A statement published on the Buckingham Palace website said: “The Queen died peacefully at Balmoral this afternoon.

“The King and The Queen Consort will remain at Balmoral this evening and will return to London tomorrow.”

Charles will formally be proclaimed as the new sovereign at St James’s Palace tomorrow, when his regnal name will also be announced.

It is expected that he will choose to be known as Charles III, although there has also been speculation that he will reign as George VII.

The Queen, who acceded to the throne on February 6, 1952, upon the death of her father, George VI, will be given a state funeral at Westminster Abbey, the first state funeral since that of Sir Winston Churchill in 1965.

It will follow a lying in state at Westminster Abbey during which members of the public will have the opportunity to pay their respects.

Books of condolence will be opened at St James’s Palace, the Queen’s Gallery next to Buckingham Palace, Windsor Castle, Holyroodhouse in Edinburgh, Balmoral and Sandringham.

The Queen’s death marks the passing of the only sovereign most people in the UK have ever known. People would have to be in their seventies to have any memory of her father.

She served her country through war, peace, social upheaval and technological revolution, a symbol of continuity and steadfast devotion to duty while the world changed around her.

History will deliver its verdict in the fullness of time but it is hard to conceive of her being remembered as anything other than one of the greatest monarchs in our history, a figure to rank alongside her namesake Elizabeth I and Queen Victoria.

While her death is the closing of a chapter for these islands, the end of the modern Elizabethan era, it will also be mourned around the world. She was head of state for 14 other nations, from Canada and Australia to the tiny Pacific island of Tuvalu.

During her reign she broke a succession of records, including becoming the world’s oldest reigning monarch, the longest-reigning of her time and the most travelled.

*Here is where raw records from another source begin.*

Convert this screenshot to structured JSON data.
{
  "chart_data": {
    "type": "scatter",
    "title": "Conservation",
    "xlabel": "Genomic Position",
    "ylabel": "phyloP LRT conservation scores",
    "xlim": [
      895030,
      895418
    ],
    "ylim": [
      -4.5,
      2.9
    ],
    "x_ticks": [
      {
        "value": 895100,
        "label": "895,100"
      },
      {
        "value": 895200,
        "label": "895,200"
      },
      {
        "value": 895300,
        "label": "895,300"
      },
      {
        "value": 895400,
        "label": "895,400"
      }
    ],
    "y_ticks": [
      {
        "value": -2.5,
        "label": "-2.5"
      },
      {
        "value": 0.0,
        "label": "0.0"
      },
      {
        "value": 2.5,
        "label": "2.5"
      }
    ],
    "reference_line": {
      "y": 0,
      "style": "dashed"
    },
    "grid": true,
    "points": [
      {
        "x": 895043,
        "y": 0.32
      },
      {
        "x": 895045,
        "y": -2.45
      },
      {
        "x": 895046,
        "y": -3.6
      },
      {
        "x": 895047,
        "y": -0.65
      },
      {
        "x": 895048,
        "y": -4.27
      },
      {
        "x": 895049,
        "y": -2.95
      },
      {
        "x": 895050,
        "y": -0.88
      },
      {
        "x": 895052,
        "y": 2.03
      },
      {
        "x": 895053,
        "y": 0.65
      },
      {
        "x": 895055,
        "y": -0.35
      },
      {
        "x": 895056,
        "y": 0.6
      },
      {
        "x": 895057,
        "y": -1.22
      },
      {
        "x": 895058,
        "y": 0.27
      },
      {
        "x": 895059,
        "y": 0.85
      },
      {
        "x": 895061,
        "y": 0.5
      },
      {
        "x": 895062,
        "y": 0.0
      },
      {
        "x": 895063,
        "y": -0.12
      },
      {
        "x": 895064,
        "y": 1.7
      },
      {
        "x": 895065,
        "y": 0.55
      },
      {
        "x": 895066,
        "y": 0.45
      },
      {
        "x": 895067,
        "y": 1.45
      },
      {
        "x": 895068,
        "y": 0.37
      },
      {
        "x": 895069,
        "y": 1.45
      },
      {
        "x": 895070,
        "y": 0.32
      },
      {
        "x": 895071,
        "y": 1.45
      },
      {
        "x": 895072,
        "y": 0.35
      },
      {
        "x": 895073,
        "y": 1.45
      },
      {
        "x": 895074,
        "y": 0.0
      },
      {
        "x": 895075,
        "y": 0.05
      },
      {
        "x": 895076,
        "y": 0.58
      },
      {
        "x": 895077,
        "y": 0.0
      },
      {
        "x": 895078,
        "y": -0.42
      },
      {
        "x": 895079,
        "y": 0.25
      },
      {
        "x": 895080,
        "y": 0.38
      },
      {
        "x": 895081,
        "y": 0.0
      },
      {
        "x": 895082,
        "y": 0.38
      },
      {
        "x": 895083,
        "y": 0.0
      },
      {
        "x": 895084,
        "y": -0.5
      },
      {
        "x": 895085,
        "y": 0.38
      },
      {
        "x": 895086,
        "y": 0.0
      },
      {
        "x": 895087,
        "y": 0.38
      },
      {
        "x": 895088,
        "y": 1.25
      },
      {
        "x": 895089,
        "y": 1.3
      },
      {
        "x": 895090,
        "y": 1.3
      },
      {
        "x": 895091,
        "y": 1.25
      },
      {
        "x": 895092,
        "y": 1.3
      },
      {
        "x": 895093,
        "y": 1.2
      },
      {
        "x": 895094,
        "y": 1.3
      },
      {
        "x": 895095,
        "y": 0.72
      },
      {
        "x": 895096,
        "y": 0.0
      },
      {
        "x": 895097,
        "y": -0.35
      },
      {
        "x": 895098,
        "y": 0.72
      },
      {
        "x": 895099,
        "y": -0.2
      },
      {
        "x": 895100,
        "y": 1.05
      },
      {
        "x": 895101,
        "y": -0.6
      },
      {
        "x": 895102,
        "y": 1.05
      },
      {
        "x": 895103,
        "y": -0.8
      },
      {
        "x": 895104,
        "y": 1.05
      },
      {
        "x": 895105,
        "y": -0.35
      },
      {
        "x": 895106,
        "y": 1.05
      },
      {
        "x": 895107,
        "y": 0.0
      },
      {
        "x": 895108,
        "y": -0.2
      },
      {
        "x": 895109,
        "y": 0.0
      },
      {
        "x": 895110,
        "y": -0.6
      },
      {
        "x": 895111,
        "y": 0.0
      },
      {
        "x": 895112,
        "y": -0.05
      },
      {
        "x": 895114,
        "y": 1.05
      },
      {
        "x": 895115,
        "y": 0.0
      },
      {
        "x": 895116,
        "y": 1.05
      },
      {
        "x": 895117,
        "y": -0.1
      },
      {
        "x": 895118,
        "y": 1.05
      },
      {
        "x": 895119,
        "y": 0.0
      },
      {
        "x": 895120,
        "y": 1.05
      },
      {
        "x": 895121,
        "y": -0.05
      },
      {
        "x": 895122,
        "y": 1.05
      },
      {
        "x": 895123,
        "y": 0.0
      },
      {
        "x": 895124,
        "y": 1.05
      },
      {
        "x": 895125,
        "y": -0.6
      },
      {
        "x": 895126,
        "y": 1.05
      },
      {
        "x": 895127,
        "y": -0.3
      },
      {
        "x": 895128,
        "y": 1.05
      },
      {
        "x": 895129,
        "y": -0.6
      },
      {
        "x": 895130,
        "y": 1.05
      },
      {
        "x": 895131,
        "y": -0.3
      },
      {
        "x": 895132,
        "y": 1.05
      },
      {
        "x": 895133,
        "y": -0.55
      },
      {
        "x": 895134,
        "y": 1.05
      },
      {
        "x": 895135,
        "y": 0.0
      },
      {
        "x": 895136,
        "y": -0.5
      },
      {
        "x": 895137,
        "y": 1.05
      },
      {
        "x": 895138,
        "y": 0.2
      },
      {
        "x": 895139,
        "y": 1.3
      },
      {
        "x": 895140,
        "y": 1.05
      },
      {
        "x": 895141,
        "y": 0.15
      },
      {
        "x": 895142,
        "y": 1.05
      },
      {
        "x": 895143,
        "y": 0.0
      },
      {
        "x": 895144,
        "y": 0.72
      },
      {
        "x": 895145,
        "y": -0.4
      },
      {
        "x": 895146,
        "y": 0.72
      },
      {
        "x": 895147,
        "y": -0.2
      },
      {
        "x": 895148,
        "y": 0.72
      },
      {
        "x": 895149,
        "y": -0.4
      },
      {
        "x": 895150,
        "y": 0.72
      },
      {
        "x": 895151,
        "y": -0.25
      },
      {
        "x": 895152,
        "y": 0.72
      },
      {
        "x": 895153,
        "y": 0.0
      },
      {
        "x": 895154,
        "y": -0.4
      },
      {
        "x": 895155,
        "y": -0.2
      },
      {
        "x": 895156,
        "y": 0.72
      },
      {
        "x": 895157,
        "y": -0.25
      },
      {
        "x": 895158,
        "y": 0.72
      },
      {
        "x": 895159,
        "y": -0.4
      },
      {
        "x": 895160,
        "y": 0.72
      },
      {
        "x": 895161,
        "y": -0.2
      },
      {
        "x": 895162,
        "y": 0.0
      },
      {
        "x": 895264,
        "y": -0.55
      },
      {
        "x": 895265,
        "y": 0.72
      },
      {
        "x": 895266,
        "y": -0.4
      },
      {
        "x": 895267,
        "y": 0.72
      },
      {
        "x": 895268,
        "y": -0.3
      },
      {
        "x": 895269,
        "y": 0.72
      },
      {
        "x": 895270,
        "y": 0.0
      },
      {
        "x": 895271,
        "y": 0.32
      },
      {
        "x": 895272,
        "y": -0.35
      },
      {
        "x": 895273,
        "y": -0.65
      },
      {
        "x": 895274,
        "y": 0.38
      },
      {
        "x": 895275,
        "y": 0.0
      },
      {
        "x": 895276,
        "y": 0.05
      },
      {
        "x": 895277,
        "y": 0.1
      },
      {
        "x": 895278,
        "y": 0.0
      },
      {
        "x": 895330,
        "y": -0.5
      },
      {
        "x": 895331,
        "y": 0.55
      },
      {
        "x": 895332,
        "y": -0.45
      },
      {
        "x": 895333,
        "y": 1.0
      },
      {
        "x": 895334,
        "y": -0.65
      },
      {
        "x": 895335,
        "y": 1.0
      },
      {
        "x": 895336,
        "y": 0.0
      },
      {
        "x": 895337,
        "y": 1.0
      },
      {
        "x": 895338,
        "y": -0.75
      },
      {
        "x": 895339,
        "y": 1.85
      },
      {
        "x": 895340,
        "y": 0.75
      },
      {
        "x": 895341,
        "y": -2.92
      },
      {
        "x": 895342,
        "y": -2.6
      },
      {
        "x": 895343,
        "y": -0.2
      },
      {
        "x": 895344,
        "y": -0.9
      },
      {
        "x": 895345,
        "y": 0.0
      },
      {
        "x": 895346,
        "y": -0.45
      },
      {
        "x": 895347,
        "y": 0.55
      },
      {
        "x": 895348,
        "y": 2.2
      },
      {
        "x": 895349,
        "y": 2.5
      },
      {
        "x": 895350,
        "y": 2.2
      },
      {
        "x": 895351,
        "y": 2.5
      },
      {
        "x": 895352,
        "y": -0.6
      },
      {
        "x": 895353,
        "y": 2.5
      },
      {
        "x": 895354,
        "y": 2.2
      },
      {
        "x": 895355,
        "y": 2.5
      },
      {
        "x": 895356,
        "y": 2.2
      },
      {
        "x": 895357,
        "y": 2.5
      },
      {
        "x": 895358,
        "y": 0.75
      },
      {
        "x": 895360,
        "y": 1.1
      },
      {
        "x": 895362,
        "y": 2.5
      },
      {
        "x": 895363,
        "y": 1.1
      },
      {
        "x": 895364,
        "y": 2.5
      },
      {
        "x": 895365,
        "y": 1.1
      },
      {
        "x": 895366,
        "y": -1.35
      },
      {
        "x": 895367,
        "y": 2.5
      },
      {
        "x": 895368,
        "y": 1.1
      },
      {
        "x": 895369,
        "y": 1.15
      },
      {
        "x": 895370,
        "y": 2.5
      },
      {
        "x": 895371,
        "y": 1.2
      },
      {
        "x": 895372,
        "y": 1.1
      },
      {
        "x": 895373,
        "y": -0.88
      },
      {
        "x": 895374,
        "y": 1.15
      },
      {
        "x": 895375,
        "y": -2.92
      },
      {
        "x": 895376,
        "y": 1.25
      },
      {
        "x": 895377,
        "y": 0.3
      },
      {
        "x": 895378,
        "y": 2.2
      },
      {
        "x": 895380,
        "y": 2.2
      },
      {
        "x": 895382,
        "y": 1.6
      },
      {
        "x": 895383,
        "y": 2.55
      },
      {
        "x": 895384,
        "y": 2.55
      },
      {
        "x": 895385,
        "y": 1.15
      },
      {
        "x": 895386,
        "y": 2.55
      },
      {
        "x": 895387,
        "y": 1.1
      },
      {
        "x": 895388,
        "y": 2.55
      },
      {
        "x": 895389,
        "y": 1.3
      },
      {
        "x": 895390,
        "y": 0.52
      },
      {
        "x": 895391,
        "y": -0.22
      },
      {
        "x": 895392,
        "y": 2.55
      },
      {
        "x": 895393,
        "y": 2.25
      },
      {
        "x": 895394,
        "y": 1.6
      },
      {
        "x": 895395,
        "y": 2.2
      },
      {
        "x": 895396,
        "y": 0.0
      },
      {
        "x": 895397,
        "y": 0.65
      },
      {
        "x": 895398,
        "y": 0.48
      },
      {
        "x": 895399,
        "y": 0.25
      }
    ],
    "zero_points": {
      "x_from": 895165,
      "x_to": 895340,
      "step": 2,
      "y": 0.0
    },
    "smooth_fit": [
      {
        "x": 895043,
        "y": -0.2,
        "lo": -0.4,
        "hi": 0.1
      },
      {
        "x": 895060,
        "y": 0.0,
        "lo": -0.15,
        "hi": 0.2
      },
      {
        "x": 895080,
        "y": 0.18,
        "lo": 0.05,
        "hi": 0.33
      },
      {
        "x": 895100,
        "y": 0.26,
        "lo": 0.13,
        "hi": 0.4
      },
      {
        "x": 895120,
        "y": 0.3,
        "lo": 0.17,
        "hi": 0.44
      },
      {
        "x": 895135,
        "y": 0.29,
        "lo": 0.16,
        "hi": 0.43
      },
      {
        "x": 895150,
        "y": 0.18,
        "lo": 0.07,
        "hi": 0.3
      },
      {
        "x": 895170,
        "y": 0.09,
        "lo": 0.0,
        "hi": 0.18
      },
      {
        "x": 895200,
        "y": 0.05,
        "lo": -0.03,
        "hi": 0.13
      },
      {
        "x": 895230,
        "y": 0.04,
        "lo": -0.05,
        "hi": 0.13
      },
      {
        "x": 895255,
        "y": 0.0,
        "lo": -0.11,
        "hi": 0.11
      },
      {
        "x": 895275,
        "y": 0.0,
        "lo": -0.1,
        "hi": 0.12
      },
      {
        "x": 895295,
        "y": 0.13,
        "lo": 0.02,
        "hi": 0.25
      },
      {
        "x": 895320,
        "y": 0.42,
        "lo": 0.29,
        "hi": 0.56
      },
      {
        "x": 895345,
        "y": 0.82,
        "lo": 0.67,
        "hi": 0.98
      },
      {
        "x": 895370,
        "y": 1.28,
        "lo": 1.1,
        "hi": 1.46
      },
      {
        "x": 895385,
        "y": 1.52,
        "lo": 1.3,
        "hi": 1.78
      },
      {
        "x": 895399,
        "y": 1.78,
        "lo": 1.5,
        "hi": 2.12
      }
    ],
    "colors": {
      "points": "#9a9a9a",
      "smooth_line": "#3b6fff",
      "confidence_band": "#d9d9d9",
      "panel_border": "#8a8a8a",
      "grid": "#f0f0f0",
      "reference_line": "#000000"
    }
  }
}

In September 2015 she passed Queen Victoria’s record for the longest reign this country has known.

Yet the numbers do not say how, by her modesty, her self-sacrifice, her commitment and her seriousness of purpose, she became a revered figure around the world.

Even to committed republicans she was a symbol of what a monarch should be. Her popularity from Berlin to Brisbane transcended the UK’s standing in the world, and indeed the popularity of constitutional monarchy as a system of government. People may not have had much time for kings and queens any more, but they loved her.

She was not born to be Queen. As the daughter of the Duke of York, the second son of George V, she was destined for a life of relative royal obscurity until her uncle, Edward VIII, abdicated and her father became George VI.

Elizabeth became Queen before she expected to, after her father died of lung cancer at the age of 56 while she was on tour in Kenya.

She was 25 and, although already a mother of two, was young enough to be embraced in those postwar years as a symbol of youth, promise and a brighter future ahead.